OMG @itsage ... this is amazing! It worked. Y'all are geniuses 🙂
@timbousm - i have the Pulse. I actually had the Sapphire Pulse Vega 56 first but I noticed that it didn’t boost my multi-cam editing on my 2016 Macbook Pro 15” with RX 455. So I tried to go down and save money and got the Pulse RX 580. I am actually happy to save $130 and get very close to the same performance.
Installing the eGPU to the Mac Pro Late 2013 was just a bonus for Fortnite. LoL
Is there any way to attach Thunderbolt monitors to this? I have two of them to drive.
What kind of Thunderbolt monitors?
A Thunderbolt monitor needs to be connected to a Thunderbolt port. Connect them to the Thunderbolt ports of the Mac Pro. If the Thunderbolt displays are 5K then you'll need to use a Thunderbolt 3 add-in card like the GC-ALPINE RIDGE or GC-TITAN RIDGE for each Thunderbolt display. You won't be able to use the non-display features of the display (USB, Audio, Camera, etc.).
I just have two 27" Apple Thunderbolt Displays of the non-4K variety. Will this (or any) eGPU setup provide a benefit to me if I can't connect the displays directly to the eGPU?
Depends on what you want to do. Most tasks that can benefit from an eGPU can do so without having the display connected to the eGPU. For games, the resolution should be less than the max allowed by the PCIe bandwidth of Thunderbolt 2. Usually, a game is played on a single display. The Thunderbolt display is 2560×1440. That should be ok for Thunderbolt 2 which can output to two such displays.
Thanks Joe, that's my display all right. I'm mainly looking for improvement in overall performance of graphic design related tasks such as Photoshop and complex layouts in InDesign. It's a work computer so I'm not playing games... mainly just trying to extend the life of my 2013 Mac Pro for another eight or ten years.
I'm not sure image apps benefit much. Video apps benefit more.
Wow, very disheartening, but glad you shared this. Looks like I should save my money and wait until Adobe puts full eGPU compatibility into their CC suite, ID in particular.
FWIW these are the preferences in the five Adobe CC 2019 apps I have installed. InDesign and Premiere Pro don't show the eGPU while Illiustrator, Lightroom, and Photoshop have it. The host computer is 2019 13" MacBook Pro (10.14.6).

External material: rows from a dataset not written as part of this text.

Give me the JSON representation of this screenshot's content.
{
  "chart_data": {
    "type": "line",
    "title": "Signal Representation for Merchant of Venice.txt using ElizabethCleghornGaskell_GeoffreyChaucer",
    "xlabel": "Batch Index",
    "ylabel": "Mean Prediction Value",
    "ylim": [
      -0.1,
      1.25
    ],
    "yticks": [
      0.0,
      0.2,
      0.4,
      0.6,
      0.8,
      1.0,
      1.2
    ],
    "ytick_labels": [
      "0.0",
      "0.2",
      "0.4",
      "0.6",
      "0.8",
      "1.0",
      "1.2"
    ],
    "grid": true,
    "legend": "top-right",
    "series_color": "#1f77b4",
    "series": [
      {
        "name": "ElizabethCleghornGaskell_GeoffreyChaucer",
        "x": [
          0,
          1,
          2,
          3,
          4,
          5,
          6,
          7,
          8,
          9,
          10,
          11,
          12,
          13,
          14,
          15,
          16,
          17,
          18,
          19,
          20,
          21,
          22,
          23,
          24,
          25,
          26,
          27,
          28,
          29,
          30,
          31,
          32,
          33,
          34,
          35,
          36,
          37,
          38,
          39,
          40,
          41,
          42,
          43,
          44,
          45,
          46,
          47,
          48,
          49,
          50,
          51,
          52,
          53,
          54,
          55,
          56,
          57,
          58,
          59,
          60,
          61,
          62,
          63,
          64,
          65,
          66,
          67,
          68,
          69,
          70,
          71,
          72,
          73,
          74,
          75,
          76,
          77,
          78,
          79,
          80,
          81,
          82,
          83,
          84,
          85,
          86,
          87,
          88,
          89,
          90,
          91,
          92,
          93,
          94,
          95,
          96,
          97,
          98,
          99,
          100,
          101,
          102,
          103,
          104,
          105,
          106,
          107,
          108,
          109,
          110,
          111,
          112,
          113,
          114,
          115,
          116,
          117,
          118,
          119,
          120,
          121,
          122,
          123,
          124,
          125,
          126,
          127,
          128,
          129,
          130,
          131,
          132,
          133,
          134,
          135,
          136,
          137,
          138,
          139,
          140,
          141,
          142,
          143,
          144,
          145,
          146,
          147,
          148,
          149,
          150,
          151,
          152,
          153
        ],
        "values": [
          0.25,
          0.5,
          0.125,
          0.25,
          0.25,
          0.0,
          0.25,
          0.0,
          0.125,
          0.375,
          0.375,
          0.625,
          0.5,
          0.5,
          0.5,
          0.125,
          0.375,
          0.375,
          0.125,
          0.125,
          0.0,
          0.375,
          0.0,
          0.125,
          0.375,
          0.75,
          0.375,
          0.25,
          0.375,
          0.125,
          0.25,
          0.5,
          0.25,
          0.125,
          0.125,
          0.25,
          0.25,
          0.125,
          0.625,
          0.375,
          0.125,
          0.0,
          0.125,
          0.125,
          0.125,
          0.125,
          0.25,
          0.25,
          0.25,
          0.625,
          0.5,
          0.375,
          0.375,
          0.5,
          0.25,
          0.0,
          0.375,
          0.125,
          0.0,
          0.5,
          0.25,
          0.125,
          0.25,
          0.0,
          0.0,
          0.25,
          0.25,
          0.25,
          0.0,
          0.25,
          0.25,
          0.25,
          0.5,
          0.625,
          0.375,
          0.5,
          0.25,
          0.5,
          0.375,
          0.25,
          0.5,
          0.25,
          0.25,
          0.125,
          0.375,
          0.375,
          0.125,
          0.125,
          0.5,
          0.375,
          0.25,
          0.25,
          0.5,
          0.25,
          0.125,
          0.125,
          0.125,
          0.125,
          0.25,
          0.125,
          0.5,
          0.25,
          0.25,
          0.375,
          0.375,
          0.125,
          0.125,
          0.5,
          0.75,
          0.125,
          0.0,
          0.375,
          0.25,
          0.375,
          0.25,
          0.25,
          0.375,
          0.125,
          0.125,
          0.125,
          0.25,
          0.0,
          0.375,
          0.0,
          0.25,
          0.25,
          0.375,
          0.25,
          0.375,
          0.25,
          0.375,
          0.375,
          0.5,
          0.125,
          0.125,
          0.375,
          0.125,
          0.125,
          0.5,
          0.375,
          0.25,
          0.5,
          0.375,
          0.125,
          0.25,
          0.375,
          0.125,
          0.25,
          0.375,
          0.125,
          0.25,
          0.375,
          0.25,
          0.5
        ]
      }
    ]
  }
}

Thanks for this. It would seem that when Blackmagic was developing their eGPU with Apple, no one bothered to consult with Adobe to let them know they were doing it. Adobe learned of it along with the general public when it was released. Hopefully, though, they are working on incorporating eGPU support into future versions of their primary software mainstays, including InDesign. Then I might be back to look at builds. But for the time being, it doesn't seem to be worth hacking the OS and buying hundreds of dollars worth of new hardware for a barely noticeable bump in Photoshop performance.
eGPUs have been around much longer than the Blackmagic eGPU. And a GPU doesn't need to be external to be useful. Mac Pro's have had PCIe slots to add extra GPU's since 2007. And you can add as many PCIe slots as you like. The 2013 Mac Pro came with two GPUs where one of them is explicitly meant for compute.